Is an Abbreviation of a Borrower’s Name Fatal to Perfecting a Security Interest?
A late September decision by the United States Eleventh Circuit Court of Appeals has clarified some practice points about how to properly perfect a creditor’s security interest.
To secure additional protection and priority among creditors, including in a bankruptcy case, creditors are required to follow state law to “perfect” their security interest. This typically takes the form of completing and recording a Uniform Commercial Code (“UCC”) financing statement describing the collateral that is security for the debt.
In the case of 1944 Beach Boulevard, LLC v. Live Oak Banking Co., creditor Live Oak Banking had attempted to perfect its liens against 1944 Beach Boulevard by recording a UCC statement in the Florida lien registry. However, Live Oak Banking’s UCC statement erroneously referred to its debtor as “1944 Beach Blvd., LLC” instead of its fully spelled legal name “1944 Beach Boulevard, LLC.”
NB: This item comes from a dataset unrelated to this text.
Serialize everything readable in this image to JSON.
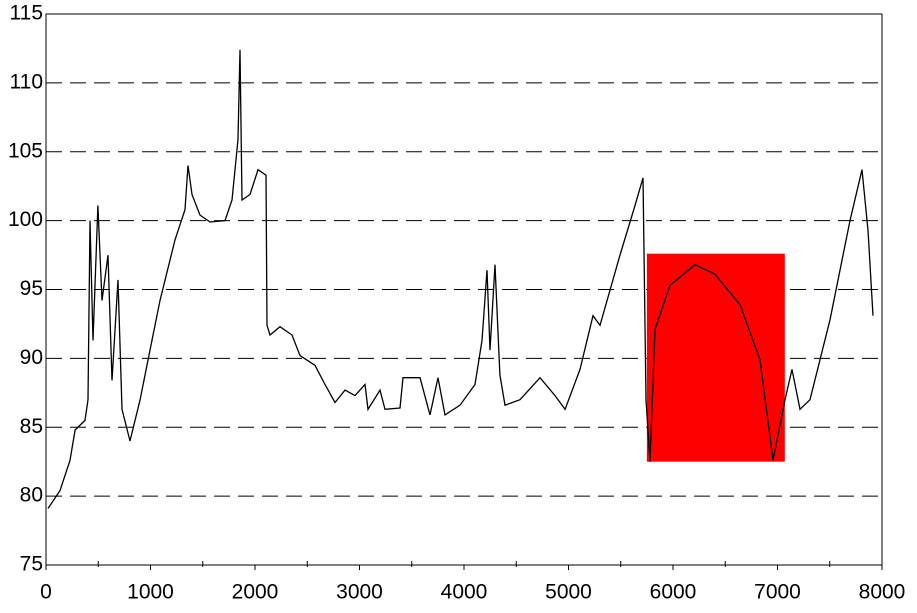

1944 Beach Boulevard argued that this form of abbreviation was “seriously misleading” under Florida statutes, which would invalidate Live Oak Banking’s attempt to perfect its lien. Creditor Live Oak Banking, by contrast, argued that using “Blvd.” instead of “Boulevard” was in accordance with the standard search query logic and search terms found on the Florida lien registry. Accordingly, the creditor argued, any reasonable search query would have revealed the lien, meaning the filing would not be considered “seriously misleading.” In this way, Live Oak Banking argued its abbreviation qualified for the applicable safe harbor exception under Florida law.
The Florida Supreme Court wrestled with this issue on certified questions issued from the Eleventh Circuit and held that the Florida lien registry does not, in fact, have any uniform search query logic or standard abbreviation terms. Consequently, the court held that even a slightly altered or abbreviated debtor name is seriously misleading under Florida law, rendering the attempt to perfect the lien insufficient and invalid.
The Eleventh Circuit Court recently issued its final analysis of that Florida Supreme Court opinion, ratifying the opinion. The Circuit Court agreed that, since the Florida lien registry does not have a set of standardized abbreviations or other search terms, any deviations in debtor name description would be governed by a zero-tolerance rule.
This decision is a major cautionary tale to secured creditors and a reminder to bankruptcy practitioners to analyze all purported liens. Even a mere abbreviation of the name of a party may, in some states, invalidate an attempt to perfect a lien, thereby costing the creditor vital priority and protection for its claims.